Pomiędzy pytaniem o udawanie-jednak-pary a zapewnienie, że to tylko taki żarcik-kosmonaucik, Abram zdążył skrzywić się w najbardziej paskudny znany ludzkości sposób i wyhodować sobie pięciometrową szyję - rodem z leciwego już nieco mema – żeby móc spojrzeć na Oleczka z ukosa i wyrazić tym więcej niż tysiąc słów.
OdpowiedzUsuńWłaśnie, Rafaello. Rafaello było ciężkim tematem, ponieważ Grynsztajn mógłby je jeść na wszystkie pięć posiłków dziennie, najlepiej z najbardziej niekoszernym ze wszystkich bekonów, ale to oznaczałoby śmierć rzeźby i dyktaturę masy. Sprawy nie ułatwiała babcia Grynsztajnowa, która z braku lepszego zajęcia zajmowała się przede wszystkim dogadzaniem swoim wnukom i wnukom swojej siostry. To oznaczało dużą paczkę Rafaello dwa razy w tygodniu i płacz nie tylko podczas dnia nóg, ale i każdego innego dnia na siłce. W Abramie żyła po prostu bardzo łakoma świnka, która pragnęła w życiu jedynie bekonu i słodyczy, tocząc przy okazji śmiertelną bitwę z fit-lemingohipsterem. Współczesne problemy dietetyczno-tożsamościowe w pełnej krasie, proszę państwa.
- Na jedwabne skarpetki rabina, przerażasz mnie – stwierdził z i tak już wypowiedzianym przerażeniem. Nawet hipotetyczne udawanie partnera Olusia, lub też świadomość, że to Oluś miałby kiedykolwiek udawać Abramowego partnera, brzmiało raczej jak zapowiedź męki piekielnej, niż jakieś zabawowe śmieszki-heheszki.
Aż mu się z tego wszystkiego przypomniało liceum, kiedy to takie pomysły, w wersji hetero, miewał regularnie, zupełnie nie ogarniając swojego zainteresowania kolegami z klasy. I rozczarowania, kiedy okazywali się być zainteresowani koleżankami z klasy. Traumy z ogólniaka takie ogromne. Huehuehue, nie.
- Moja rodzina? Po polsku? Mówimy jedynie po hebrajsku – rzucił z bardzo niewiarygodnym oburzeniem. – Ja pierdolę, od tego suchara zaschło mi w gardle. Ale – kontynuował – to nie zmienia faktu, że wszyscy umieją w polski, więc nie musisz się martwić. Znając tę ferajnę, to będziesz miał większy problem z tym, żeby się kiedyś w końcu zamknęli, niż z dogadaniem się jako takim.

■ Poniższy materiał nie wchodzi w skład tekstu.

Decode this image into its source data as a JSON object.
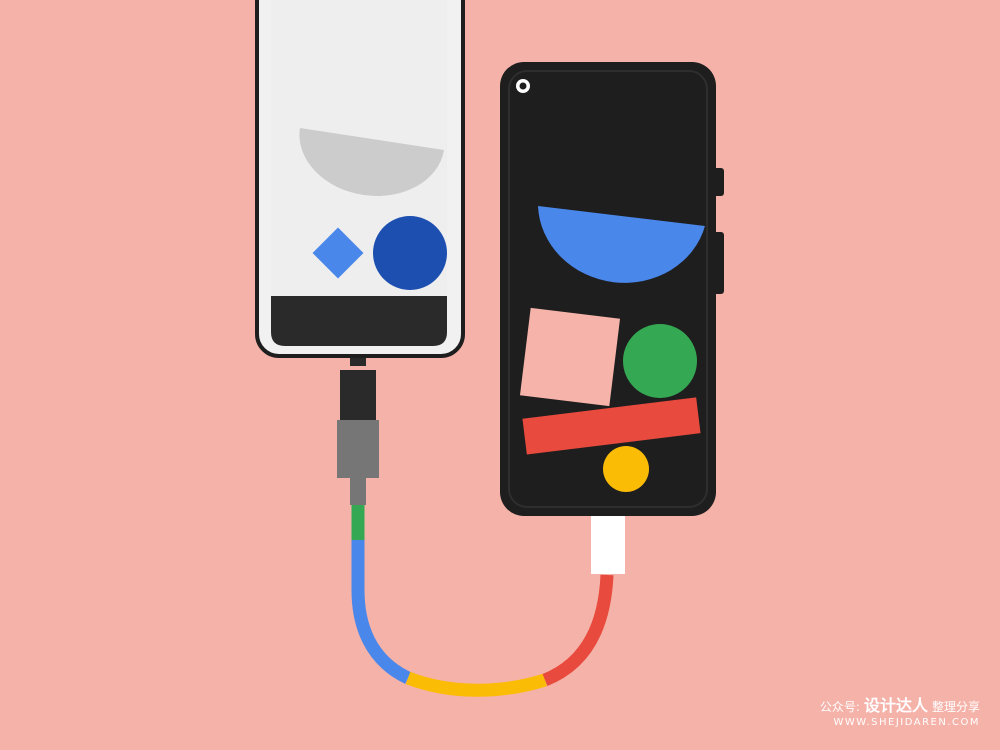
{
  "colors": {
    "background": "#f5b2a9",
    "phone_white_body": "#f1f1f1",
    "phone_dark_body": "#1e1e1e",
    "blue": "#4a87ea",
    "dark_blue": "#1d4fb0",
    "green": "#34a853",
    "red": "#e84a3d",
    "yellow": "#fbbc05",
    "pink": "#f6b3aa",
    "grey": "#cccccc"
  },
  "icons": [
    "phone-light-icon",
    "phone-dark-icon",
    "usb-c-plug-icon",
    "usb-a-plug-icon",
    "multicolor-cable-icon"
  ],
  "watermark": {
    "prefix": "公众号:",
    "brand": "设计达人",
    "suffix": "整理分享",
    "url": "WWW.SHEJIDAREN.COM",
    "color": "#ffffff"
  }
}
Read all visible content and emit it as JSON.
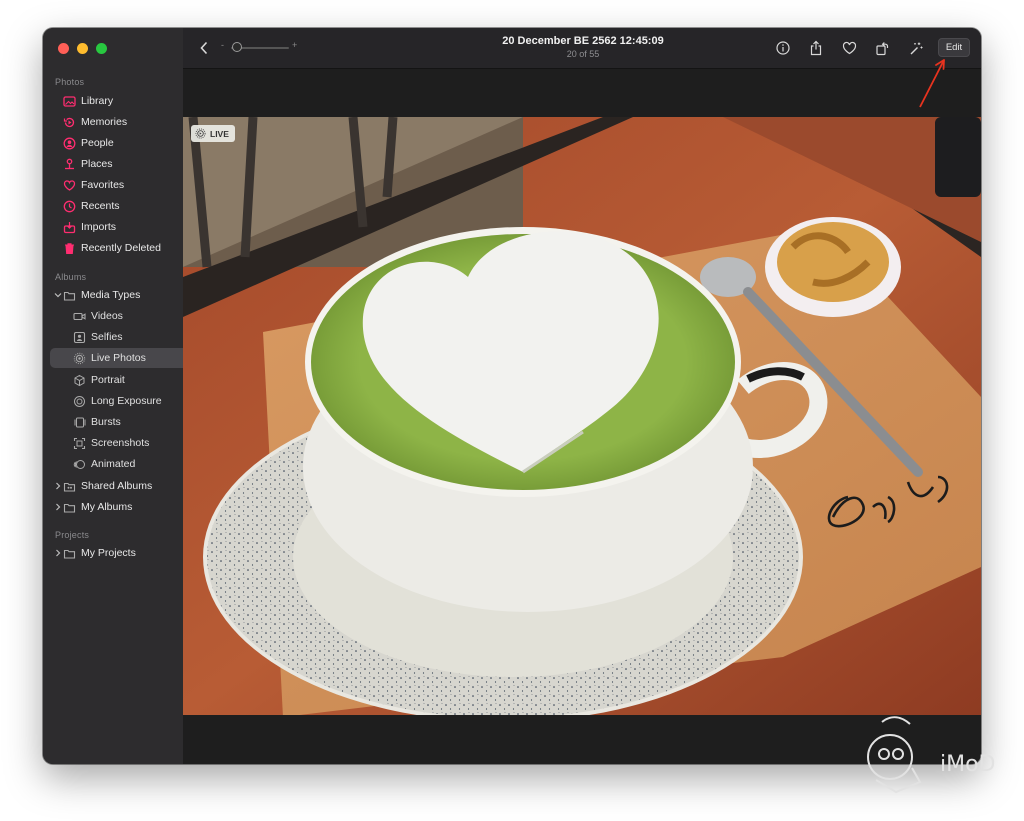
{
  "window": {
    "title": "20 December BE 2562 12:45:09",
    "subtitle": "20 of 55"
  },
  "sidebar": {
    "sections": [
      {
        "title": "Photos",
        "items": [
          {
            "label": "Library",
            "icon": "library-icon"
          },
          {
            "label": "Memories",
            "icon": "memories-icon"
          },
          {
            "label": "People",
            "icon": "people-icon"
          },
          {
            "label": "Places",
            "icon": "places-icon"
          },
          {
            "label": "Favorites",
            "icon": "heart-icon"
          },
          {
            "label": "Recents",
            "icon": "clock-icon"
          },
          {
            "label": "Imports",
            "icon": "imports-icon"
          },
          {
            "label": "Recently Deleted",
            "icon": "trash-icon"
          }
        ]
      },
      {
        "title": "Albums",
        "items": [
          {
            "label": "Media Types",
            "icon": "folder-icon",
            "expanded": true
          },
          {
            "label": "Videos",
            "icon": "video-icon"
          },
          {
            "label": "Selfies",
            "icon": "selfie-icon"
          },
          {
            "label": "Live Photos",
            "icon": "live-photo-icon",
            "selected": true
          },
          {
            "label": "Portrait",
            "icon": "cube-icon"
          },
          {
            "label": "Long Exposure",
            "icon": "long-exposure-icon"
          },
          {
            "label": "Bursts",
            "icon": "bursts-icon"
          },
          {
            "label": "Screenshots",
            "icon": "screenshot-icon"
          },
          {
            "label": "Animated",
            "icon": "animated-icon"
          },
          {
            "label": "Shared Albums",
            "icon": "shared-folder-icon",
            "expanded": false
          },
          {
            "label": "My Albums",
            "icon": "folder-icon",
            "expanded": false
          }
        ]
      },
      {
        "title": "Projects",
        "items": [
          {
            "label": "My Projects",
            "icon": "folder-icon",
            "expanded": false
          }
        ]
      }
    ]
  },
  "toolbar": {
    "zoom_minus": "-",
    "zoom_plus": "+",
    "edit_label": "Edit"
  },
  "photo": {
    "badge": "LIVE",
    "handwriting": "enjoy"
  },
  "watermark": {
    "text": "iMoD"
  },
  "colors": {
    "accent": "#ff2d70",
    "sidebar_bg": "#2d2c2e",
    "selected_bg": "#48474b",
    "annotation_arrow": "#e8331f"
  }
}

Abram prowadził Oleczka dalej w kierunku przystanku autobusowego. Godlewski zdawał się coraz lepiej znosić upał, co można było wnieść po trochę miej buraczanym odcieniu skóry na policzkach. Bardzo dobrze, sandały robiły swoje. Abram nie był pewny, czy wybór akurat sandałów nie wynikał przypadkiem z tego, że wszystkie inne buty zostały przynajmniej w jakiejś części pogryzione i dokładnie przeżute przez Gastona.